Petrol prices, interest rates set to soar over oil fears
With one expert predicting petrol prices of €5 a litre by 2010, several stations around the country were charging over €1.30 yesterday. Unleaded prices around the country are moving close to €1.20 a litre, with one Statoil station, in Mountmellick, Co Laois, already charging €1.39.
The ECB warned there was likely to be another 0.25% increase in base lending rates in June, pushing the key rate up to 2.75%. Since December, borrowers have been hit by two jumps of 0.25% as the ECB moved to curb inflation in eurozone economies.
The pressure is coming from record oil prices, which rose to $72.49 yesterday. The price of oil per barrel has shot up by 38% in the past year as rising demand and tensions over a possible US attack on Iran destabilise the market.

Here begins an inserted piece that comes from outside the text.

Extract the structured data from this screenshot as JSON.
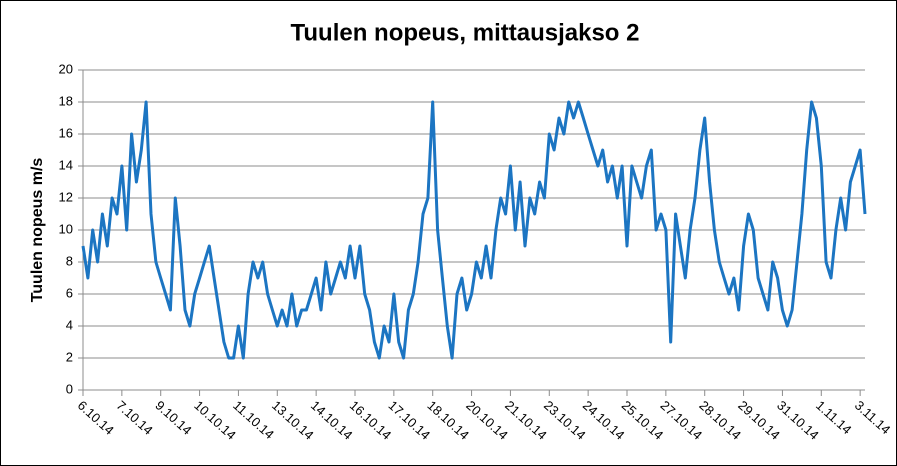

European Central Bank chief economist Otmar Issing warned yesterday that oil prices were also likely to push up the ECB’s inflation forecasts in June. With oil prices likely to keep rising in the short term, the ECB said it will act to prevent inflation getting out of hand.
If rates go to 4% over the next 12 months, as some economists fear, then the impact of the 1.5% interest rate hike from the current 2.5% level will add €230 a month to repayments on a €250,000 mortgage spread over 35 years, said AIB chief economist John Beggs.

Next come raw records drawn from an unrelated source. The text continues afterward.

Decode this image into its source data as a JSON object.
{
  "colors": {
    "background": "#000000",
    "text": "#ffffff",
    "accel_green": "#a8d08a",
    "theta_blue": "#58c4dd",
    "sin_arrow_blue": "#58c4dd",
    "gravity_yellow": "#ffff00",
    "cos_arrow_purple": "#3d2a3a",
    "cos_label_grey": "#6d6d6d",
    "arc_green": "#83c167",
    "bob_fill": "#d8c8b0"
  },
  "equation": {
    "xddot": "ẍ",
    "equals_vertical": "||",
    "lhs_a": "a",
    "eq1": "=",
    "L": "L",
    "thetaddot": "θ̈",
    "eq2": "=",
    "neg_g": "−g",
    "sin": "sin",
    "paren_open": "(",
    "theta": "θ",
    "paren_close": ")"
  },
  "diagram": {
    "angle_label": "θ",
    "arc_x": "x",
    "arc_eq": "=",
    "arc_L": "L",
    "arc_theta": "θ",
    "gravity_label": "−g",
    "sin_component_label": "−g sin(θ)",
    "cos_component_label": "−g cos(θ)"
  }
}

University of Limerick Professor Austin Darragh told a conference yesterday that motorists could face paying €5 a litre by 2010.

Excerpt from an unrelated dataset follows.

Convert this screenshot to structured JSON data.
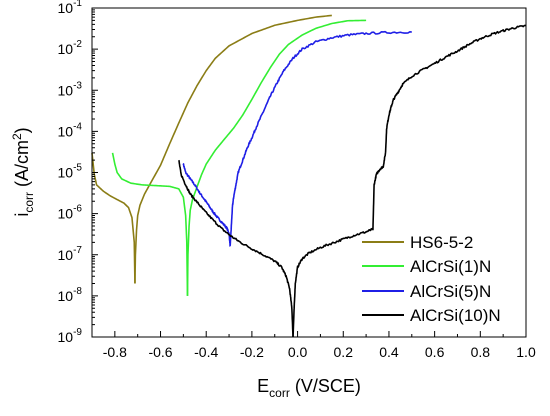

The news comes as a soon-to-be-published IBEC survey of Irish businesses showed most were worried about rising energy and transport costs even before the recent crisis.
According to the three-month study involving 225 companies and more than 90,000 employees, the cost of energy was the biggest concern for 46% of respondents.
IBEC’s Brendan Butler said the issue of energy and transport costs was not new.
In 2005, energy costs rose by 17% and in the past two years transport costs have increased by just under 20%.
Mr Butler said while the rising price of oil was worrying for a number of reasons, the main issue for the economy was the knock-on impact on energy costs.
“We are more dependent on oil than almost any other country and price increases here will be higher than any other country,” he said.